I have long been a skeptic around using LLMs for anything more than the most basic things possible. They were best suited for natural language searches, but you shouldn’t trust them with anything important. Never was this more apparent then when I tried to work with them for web development. Light simple things could be done fairly easily, but once you stepped outside of the scope of simple and light tasks, LLMs rapidly went downhill, often hallucinating, regressing previously solved problems, and going into debugging spirals that claimed to solve the problem, but which kept expanding the scope of the “changes required” to the point where you end up refactoring the whole thing without actually solving your bug.

I started using Claude Desktop this year, and it surprised me with its capabilities. It was deeply web enabled, had a logical and well organized interface, and seemed better suited for actual development use. And, the more I used it, the more I noticed that it really excelled in one key area: contextual inference of next steps needed. The number of times it suggested a relevant but not directly related set of actions was downright spooky.

But, it wasn’t long before I started running into a lot of the same problems. Try to start a fresh chat in order to free up the context history making it run slow, and it forgets everything. Try to stay in the same context window for long sets of tasks, and it overruns its context window, freezing mid-task and hanging up, or, resetting a conversation entirely. And, don’t get me started on the symptom chasing nature of its default debugging approach. And so, on a whim, I stopped asking it to do things, and started asking it how it could be trained to do things better.

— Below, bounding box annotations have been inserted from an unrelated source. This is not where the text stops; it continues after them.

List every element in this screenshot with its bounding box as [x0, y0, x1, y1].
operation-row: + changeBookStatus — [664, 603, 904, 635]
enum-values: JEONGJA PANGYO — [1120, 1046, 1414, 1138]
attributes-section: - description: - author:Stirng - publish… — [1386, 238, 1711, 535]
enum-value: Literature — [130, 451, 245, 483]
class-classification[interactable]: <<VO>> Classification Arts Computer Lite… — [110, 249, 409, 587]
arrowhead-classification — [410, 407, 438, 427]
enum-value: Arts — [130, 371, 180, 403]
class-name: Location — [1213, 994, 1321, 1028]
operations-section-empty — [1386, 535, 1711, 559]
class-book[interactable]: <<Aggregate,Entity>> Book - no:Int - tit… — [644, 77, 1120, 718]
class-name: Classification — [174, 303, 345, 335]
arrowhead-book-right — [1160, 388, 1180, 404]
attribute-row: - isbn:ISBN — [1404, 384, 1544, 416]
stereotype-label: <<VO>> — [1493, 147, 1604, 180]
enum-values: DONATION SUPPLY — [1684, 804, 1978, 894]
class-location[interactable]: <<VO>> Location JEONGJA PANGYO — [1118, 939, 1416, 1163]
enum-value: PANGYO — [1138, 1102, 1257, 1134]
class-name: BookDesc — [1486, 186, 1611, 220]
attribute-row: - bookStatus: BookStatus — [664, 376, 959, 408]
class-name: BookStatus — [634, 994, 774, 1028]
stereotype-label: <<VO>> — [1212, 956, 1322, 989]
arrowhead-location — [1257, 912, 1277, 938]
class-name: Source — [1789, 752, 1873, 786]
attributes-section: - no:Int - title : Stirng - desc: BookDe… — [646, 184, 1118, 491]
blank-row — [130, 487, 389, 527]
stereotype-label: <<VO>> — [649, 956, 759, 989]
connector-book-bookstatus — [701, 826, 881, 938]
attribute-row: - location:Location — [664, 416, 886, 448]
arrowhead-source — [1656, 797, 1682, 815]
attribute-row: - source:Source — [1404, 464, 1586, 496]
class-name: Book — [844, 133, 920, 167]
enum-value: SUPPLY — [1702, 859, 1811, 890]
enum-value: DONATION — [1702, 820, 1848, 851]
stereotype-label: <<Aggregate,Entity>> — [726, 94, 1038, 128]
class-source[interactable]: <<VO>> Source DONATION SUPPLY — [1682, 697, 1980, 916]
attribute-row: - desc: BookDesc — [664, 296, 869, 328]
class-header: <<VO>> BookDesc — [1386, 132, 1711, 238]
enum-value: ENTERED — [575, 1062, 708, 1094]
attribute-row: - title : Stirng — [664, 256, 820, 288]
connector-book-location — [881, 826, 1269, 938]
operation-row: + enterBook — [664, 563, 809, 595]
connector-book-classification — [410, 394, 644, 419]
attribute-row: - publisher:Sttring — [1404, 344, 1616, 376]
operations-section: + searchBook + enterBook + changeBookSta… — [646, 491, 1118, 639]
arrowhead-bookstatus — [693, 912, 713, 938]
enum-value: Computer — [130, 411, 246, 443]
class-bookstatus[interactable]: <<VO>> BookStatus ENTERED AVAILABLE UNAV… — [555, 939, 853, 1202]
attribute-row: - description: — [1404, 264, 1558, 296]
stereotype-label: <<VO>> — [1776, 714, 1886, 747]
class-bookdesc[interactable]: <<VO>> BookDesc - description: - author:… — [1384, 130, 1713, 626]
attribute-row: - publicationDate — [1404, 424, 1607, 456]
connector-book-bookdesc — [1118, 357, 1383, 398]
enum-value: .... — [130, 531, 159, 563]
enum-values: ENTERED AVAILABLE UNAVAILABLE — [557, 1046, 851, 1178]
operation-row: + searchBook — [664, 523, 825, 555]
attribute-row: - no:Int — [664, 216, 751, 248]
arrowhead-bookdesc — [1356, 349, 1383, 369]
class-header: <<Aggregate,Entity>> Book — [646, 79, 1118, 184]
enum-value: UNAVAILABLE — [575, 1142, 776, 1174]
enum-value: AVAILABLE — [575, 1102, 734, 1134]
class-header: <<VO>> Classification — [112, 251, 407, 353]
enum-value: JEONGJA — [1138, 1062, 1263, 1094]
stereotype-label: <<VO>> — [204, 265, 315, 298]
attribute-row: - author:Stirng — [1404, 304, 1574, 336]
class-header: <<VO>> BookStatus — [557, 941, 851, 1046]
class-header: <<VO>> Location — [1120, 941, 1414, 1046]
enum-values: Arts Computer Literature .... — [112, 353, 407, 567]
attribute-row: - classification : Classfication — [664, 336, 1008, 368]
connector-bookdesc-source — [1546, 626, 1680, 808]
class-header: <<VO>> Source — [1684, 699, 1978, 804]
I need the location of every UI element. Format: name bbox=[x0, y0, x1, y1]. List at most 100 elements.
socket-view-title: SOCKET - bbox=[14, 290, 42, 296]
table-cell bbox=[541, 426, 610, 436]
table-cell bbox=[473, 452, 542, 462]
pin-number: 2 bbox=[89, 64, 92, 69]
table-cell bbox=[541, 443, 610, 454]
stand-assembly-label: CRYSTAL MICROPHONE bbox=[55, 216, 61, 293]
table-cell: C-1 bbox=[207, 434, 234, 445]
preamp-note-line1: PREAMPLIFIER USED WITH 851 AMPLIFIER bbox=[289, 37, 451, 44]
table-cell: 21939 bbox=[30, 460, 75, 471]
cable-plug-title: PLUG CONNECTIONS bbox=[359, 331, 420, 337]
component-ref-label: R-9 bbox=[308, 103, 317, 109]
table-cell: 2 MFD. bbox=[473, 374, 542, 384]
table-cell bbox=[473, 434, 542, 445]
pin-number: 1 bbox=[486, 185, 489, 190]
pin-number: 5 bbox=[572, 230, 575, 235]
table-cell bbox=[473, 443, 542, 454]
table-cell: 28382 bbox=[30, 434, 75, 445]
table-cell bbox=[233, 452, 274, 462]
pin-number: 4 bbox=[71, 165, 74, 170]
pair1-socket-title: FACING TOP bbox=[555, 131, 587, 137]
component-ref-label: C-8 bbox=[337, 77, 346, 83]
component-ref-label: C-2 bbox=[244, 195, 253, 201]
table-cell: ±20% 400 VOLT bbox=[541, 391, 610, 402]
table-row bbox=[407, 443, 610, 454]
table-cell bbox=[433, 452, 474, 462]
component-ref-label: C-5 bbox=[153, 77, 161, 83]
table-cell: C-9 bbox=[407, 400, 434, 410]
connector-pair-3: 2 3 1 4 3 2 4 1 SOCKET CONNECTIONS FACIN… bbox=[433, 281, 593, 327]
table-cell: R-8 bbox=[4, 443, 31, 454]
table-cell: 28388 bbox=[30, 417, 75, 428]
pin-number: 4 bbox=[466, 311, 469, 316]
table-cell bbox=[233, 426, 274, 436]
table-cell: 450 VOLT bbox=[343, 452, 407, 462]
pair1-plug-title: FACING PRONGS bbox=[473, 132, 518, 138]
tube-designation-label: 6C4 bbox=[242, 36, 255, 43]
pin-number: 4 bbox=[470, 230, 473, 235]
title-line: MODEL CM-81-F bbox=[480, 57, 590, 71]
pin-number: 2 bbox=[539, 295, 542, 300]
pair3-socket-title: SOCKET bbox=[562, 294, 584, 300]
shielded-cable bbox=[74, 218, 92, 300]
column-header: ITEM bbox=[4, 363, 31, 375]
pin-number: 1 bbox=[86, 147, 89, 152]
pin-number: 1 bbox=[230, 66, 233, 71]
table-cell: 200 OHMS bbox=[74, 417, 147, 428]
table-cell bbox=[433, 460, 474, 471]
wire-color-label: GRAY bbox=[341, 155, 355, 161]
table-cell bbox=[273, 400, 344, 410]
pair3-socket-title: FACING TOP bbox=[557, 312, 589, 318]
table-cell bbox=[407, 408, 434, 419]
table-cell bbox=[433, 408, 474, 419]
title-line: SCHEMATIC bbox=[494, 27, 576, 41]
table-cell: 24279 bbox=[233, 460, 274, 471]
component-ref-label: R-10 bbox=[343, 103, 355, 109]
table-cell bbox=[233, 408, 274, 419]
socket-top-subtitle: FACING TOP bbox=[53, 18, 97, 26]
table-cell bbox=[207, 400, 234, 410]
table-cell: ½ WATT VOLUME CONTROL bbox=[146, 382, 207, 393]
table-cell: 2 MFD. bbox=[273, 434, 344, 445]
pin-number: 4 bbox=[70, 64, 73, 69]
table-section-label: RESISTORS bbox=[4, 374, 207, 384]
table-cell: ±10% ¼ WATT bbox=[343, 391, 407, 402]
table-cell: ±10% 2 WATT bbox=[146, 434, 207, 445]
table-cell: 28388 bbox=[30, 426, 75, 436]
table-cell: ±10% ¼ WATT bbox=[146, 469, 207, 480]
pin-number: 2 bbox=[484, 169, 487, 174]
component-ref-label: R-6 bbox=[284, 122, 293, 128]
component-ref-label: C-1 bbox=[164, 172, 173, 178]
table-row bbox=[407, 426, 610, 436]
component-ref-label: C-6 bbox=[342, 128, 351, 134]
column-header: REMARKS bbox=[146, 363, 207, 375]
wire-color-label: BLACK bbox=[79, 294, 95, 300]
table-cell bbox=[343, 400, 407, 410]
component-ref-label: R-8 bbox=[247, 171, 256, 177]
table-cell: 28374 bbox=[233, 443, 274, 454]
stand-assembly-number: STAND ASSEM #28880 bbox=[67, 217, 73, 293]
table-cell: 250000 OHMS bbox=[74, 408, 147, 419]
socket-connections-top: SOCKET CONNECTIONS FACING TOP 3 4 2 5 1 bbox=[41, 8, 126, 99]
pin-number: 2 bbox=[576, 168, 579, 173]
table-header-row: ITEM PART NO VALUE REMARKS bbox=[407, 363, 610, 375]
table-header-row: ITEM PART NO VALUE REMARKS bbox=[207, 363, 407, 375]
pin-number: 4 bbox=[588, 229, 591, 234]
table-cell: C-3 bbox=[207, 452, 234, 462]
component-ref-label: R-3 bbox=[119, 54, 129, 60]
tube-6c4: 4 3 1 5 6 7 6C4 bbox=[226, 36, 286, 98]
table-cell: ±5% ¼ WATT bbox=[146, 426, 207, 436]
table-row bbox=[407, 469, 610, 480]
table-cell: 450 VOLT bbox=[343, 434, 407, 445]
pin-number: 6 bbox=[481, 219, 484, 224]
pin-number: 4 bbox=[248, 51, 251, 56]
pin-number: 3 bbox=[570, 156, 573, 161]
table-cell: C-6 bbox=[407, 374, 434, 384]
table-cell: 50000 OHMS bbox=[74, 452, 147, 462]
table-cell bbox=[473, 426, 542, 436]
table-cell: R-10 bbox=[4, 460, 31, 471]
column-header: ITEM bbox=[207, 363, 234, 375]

And as it turned out, it had a lot to say about that.

Over the course of the following months, I started taking advantage of the fact that Claude is actually extensible, in some pretty meaningful ways, and I started training it locally to accomplish a few key things:

  • Maintain learned knowledge and context awareness across many different chat sessions.
  • (Somewhat) enforce engineering processes and philosophies.
  • Use Claude to train Claude in highly specified skills for global access.

I also learned some key things myself:

  • Prompt ambiguity will bite you in the ass, and the first prompts that you give when creating a project may have a lot to do with how successful the outcome is. Specificity in language matters, especially at the beginning.
  • Chats are short term memory. They feel permanent when you start using them, but the nuance is lost the second you enter another chat. YOU have to be the brain of the project, and structure a project architecture that uses Claude’s tools for project wide constants, and a process for maintaining ongoing and evolving information.
  • You should take a defensive posture when working with Claude, or any LLM, really. They can be agreeable on the surface while doing the wrong thing entirely underneath it. It’s important to challenge it periodically, and spot check work, or the processes followed in generating output. Assume that it’s taking the shortest and simplest path possible, even if you’ve told it to do otherwise.

While the blog is very specifically Claude focused, there are a number of high level principals that I think will be useful with most LLMs, and I hope you find these posts helpful.

Something additional to note:

Part of this project was creating a writing and editing workflow using Claude itself to demonstrate how that can be achieved for content management. All posts on this site aside from this one, which I have wholly written myself, are drafted by Claude from our sessions, and then edited by me for publishing.

When I am interpolating additional content in paragraph form, I will write in italics to make clear that this is an editorial addition. All other content may be safely assumed to have been drafted by Claude. I’m not going to bother noting small changes I make within Claude generated paragraphs; just assume that you will likely need to do a little polishing to clean up the language and tone here and there, or to correct a word choice to your own preference.

I’m also using Claude to generate the featured images for these posts, something it very much does not enjoy doing, but I think is a useful exercise. While Claude is not an image model (and will readily tell you that), it IS capable of generating various graphical abstracts, and we’ll explore that more in future posts.

And with that, I’m hitting publish, and making this officially the first post of this site.